Note: The following letter was adopted by the Population Health Council in response to the debate over how water service should be charged to low income customers of the Detroit Water & Sewage Department. The letter is formally signed by Council co-chairs john powell and Mouhanad Hammami, M.D.

The City of Detroit has drawn international attention by seeking to collect unpaid water bills from thousands of customers, many of whom had fallen behind and owed significant sums. In that action, many low income people who would qualify for means-tested social benefits programs have also been held accountable for bills that they may not be able to pay.

The City of Detroit has revised its approach to this matter by implementing a financial assistance plan for low income customers that draws on funds raised through water bill payments and philanthropic donations.
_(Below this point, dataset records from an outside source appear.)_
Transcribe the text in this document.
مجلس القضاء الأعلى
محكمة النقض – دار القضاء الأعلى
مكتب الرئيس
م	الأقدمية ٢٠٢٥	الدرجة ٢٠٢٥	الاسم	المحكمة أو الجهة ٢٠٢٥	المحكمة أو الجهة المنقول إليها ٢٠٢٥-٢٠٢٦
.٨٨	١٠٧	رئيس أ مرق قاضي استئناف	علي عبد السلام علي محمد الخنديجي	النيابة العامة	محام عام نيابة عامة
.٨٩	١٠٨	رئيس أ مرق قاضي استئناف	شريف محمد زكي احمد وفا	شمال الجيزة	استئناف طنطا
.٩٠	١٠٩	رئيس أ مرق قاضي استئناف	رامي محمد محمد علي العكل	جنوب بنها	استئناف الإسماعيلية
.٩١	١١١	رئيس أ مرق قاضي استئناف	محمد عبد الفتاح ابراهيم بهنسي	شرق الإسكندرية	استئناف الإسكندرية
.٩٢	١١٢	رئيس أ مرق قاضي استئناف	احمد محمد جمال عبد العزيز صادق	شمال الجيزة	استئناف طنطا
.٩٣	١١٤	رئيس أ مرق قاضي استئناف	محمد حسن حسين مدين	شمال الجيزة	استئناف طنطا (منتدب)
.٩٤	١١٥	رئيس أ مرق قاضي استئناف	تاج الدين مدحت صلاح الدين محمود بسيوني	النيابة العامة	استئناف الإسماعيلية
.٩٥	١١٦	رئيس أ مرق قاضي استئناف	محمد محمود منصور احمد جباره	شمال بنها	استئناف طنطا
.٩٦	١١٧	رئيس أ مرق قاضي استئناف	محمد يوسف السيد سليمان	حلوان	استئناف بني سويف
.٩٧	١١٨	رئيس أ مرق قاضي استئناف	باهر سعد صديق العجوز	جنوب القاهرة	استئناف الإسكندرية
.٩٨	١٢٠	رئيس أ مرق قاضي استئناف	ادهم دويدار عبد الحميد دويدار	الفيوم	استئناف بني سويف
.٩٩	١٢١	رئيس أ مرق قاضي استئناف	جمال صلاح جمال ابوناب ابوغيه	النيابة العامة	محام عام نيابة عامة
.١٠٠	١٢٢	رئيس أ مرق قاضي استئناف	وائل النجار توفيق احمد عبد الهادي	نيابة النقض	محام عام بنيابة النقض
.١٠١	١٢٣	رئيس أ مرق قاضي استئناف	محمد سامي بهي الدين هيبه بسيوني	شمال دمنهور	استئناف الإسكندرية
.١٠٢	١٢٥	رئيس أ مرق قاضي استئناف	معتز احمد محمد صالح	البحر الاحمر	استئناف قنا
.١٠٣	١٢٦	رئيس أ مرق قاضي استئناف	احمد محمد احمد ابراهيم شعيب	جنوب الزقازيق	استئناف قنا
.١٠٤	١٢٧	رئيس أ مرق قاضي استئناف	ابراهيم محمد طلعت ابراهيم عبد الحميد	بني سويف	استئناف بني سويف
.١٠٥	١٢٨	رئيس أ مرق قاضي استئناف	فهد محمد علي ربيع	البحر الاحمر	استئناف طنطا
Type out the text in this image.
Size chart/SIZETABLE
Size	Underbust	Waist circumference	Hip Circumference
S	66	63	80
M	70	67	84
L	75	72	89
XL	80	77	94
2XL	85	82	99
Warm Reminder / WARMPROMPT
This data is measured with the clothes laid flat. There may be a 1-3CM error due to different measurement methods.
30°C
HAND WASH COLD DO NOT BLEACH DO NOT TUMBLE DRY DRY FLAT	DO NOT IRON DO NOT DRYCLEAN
The program assumes that all citizens in Detroit can pay at least some part of their water bills — an assumption that is not made by human service programs, such as Medicaid.

From a public health standpoint, access to clean water is essential to hydration, as well as uses that protect public health through preventing infectious disease: sanitation, cleaning, food preparation, and personal hygiene.
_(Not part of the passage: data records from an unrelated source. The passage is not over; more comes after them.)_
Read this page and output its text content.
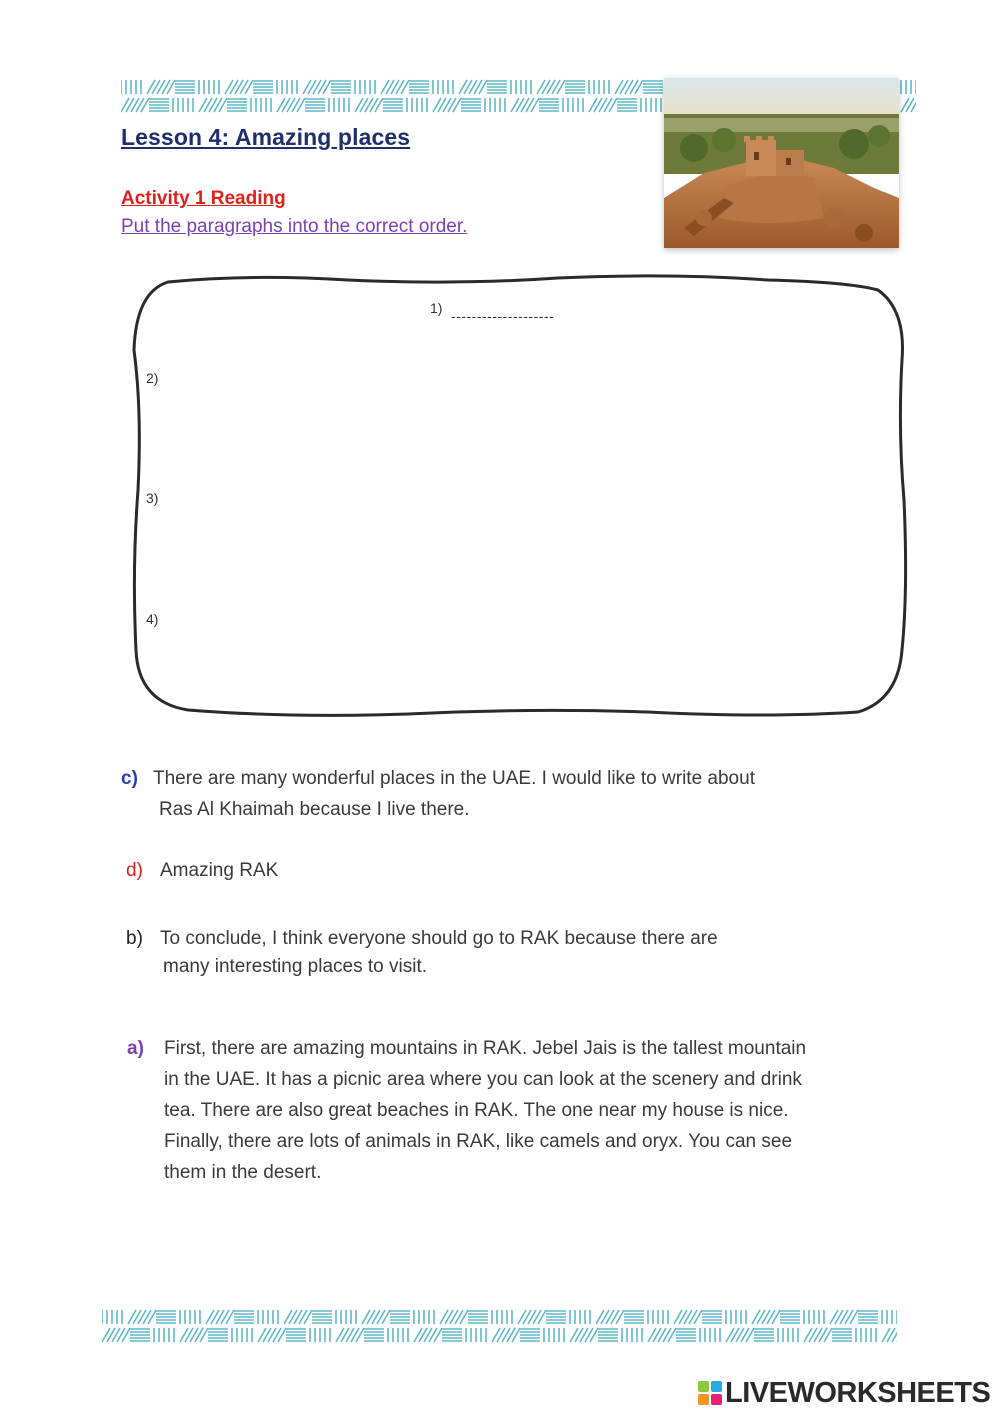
Lesson 4: Amazing places
Activity 1 Reading
Put the paragraphs into the correct order.
1) --------------------
2)
3)
4)
c) There are many wonderful places in the UAE. I would like to write about
Ras Al Khaimah because I live there.
d) Amazing RAK
b) To conclude, I think everyone should go to RAK because there are
many interesting places to visit.
a)	First, there are amazing mountains in RAK. Jebel Jais is the tallest mountain
in the UAE. It has a picnic area where you can look at the scenery and drink
tea. There are also great beaches in RAK. The one near my house is nice.
Finally, there are lots of animals in RAK, like camels and oryx. You can see
them in the desert.
LIVEWORKSHEETS
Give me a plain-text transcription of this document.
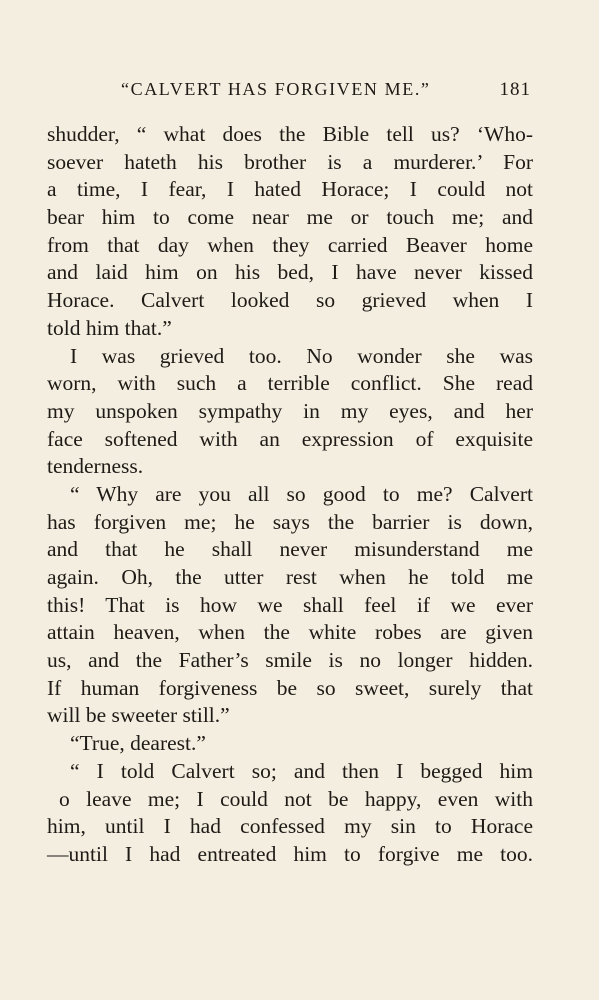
“CALVERT HAS FORGIVEN ME.”	181
shudder, “ what does the Bible tell us? ‘Who-
soever hateth his brother is a murderer.’ For
a time, I fear, I hated Horace; I could not
bear him to come near me or touch me; and
from that day when they carried Beaver home
and laid him on his bed, I have never kissed
Horace. Calvert looked so grieved when I
told him that.”
I was grieved too. No wonder she was
worn, with such a terrible conflict. She read
my unspoken sympathy in my eyes, and her
face softened with an expression of exquisite
tenderness.
“ Why are you all so good to me? Calvert
has forgiven me; he says the barrier is down,
and that he shall never misunderstand me
again. Oh, the utter rest when he told me
this! That is how we shall feel if we ever
attain heaven, when the white robes are given
us, and the Father’s smile is no longer hidden.
If human forgiveness be so sweet, surely that
will be sweeter still.”
“True, dearest.”
“ I told Calvert so; and then I begged him
o leave me; I could not be happy, even with
him, until I had confessed my sin to Horace
—until I had entreated him to forgive me too.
From a health equity standpoint, people who cannot afford to pay their water bill are likely to be more vulnerable in other areas of their life, too. Households with children, people with serious medical conditions and the elderly are more likely to be low income and more likely to need financial assistance with having water service restored and maintained. For example, nearly three quarters of children in Detroit (73%) are living below 150% FPL ($35,775 for a family of four).
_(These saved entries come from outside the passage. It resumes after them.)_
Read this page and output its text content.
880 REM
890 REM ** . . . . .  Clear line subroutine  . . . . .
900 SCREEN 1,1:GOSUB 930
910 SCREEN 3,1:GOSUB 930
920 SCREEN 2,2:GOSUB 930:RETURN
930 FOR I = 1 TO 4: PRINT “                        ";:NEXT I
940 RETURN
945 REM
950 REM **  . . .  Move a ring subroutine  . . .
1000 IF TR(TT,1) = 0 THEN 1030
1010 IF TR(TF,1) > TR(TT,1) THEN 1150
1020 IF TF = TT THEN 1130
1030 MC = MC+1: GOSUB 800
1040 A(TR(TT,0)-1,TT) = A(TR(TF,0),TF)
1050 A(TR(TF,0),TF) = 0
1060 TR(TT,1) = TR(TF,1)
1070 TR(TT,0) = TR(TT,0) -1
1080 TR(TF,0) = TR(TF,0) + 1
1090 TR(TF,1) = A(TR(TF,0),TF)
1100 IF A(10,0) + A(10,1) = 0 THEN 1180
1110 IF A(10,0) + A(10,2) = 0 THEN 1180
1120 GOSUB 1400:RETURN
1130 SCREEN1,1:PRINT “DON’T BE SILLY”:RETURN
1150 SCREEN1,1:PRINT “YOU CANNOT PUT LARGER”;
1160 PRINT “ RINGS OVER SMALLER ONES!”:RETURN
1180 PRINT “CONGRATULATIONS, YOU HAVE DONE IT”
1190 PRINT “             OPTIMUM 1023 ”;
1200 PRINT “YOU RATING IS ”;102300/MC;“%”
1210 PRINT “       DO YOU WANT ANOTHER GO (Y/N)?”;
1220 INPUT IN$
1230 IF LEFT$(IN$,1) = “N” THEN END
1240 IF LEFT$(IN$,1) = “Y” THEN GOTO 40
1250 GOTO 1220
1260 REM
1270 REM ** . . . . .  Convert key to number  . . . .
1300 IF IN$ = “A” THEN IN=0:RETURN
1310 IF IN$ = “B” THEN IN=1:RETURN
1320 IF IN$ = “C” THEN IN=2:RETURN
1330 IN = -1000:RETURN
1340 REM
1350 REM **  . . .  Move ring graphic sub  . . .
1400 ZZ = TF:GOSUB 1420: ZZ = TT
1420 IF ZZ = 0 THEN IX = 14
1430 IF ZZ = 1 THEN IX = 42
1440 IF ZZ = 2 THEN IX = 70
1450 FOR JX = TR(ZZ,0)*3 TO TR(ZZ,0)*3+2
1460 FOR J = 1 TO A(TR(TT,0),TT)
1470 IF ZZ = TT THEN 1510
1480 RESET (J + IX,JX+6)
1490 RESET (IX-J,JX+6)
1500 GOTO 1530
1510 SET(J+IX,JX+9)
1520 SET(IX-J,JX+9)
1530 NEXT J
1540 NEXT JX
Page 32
Public health agencies have not defined this as a public health emergency. That may be because the population of those made vulnerable by this action is relatively small compared with the overall population. But this is a population health problem.

Free clinics, emergency facilities, and water distribution sites are noting requests for water. News reports have identified people implementing illegal water hook-ups and borrowing water from neighbors and families.

On a broader scale, this issue raises the question of how society provides life sustaining resources to its vulnerable citizens. A financial assistance plan funded through philanthropic sources is not sustainable. The Heat and Warmth Fund, in July, administered a water assistance program that exhausted $800,000 in a few weeks. Financial assistance for water should be assessed and funded in the same way other means-tested programs are funded.

The United Nations framework on water as a human right states that that water must be sufficient, safe, acceptable, physically accessible, and affordable to all. To comply with the affordability criteria, water and water facilities and services costs should not exceed 3 percent of household income.

Even if you accept the criticism of those who cite the percentage of residents who pay cable television and cell phone bills — 66 percent and 72 percent respectively — and not their water bills, about a third of Detroit citizens don’t have those services and can’t pay their water bills. In a city of over 700,000 residents, that’s a considerable number.

The Population Health Council recommends that the State of Michigan work with the City of Detroit to develop a sustaining funding stream to ensure that those residents who qualify for Healthy Michigan also receive water service, subject to annual income reviews. A systemic, sustainable solution is the only way of ensuring water for our vulnerable citizens.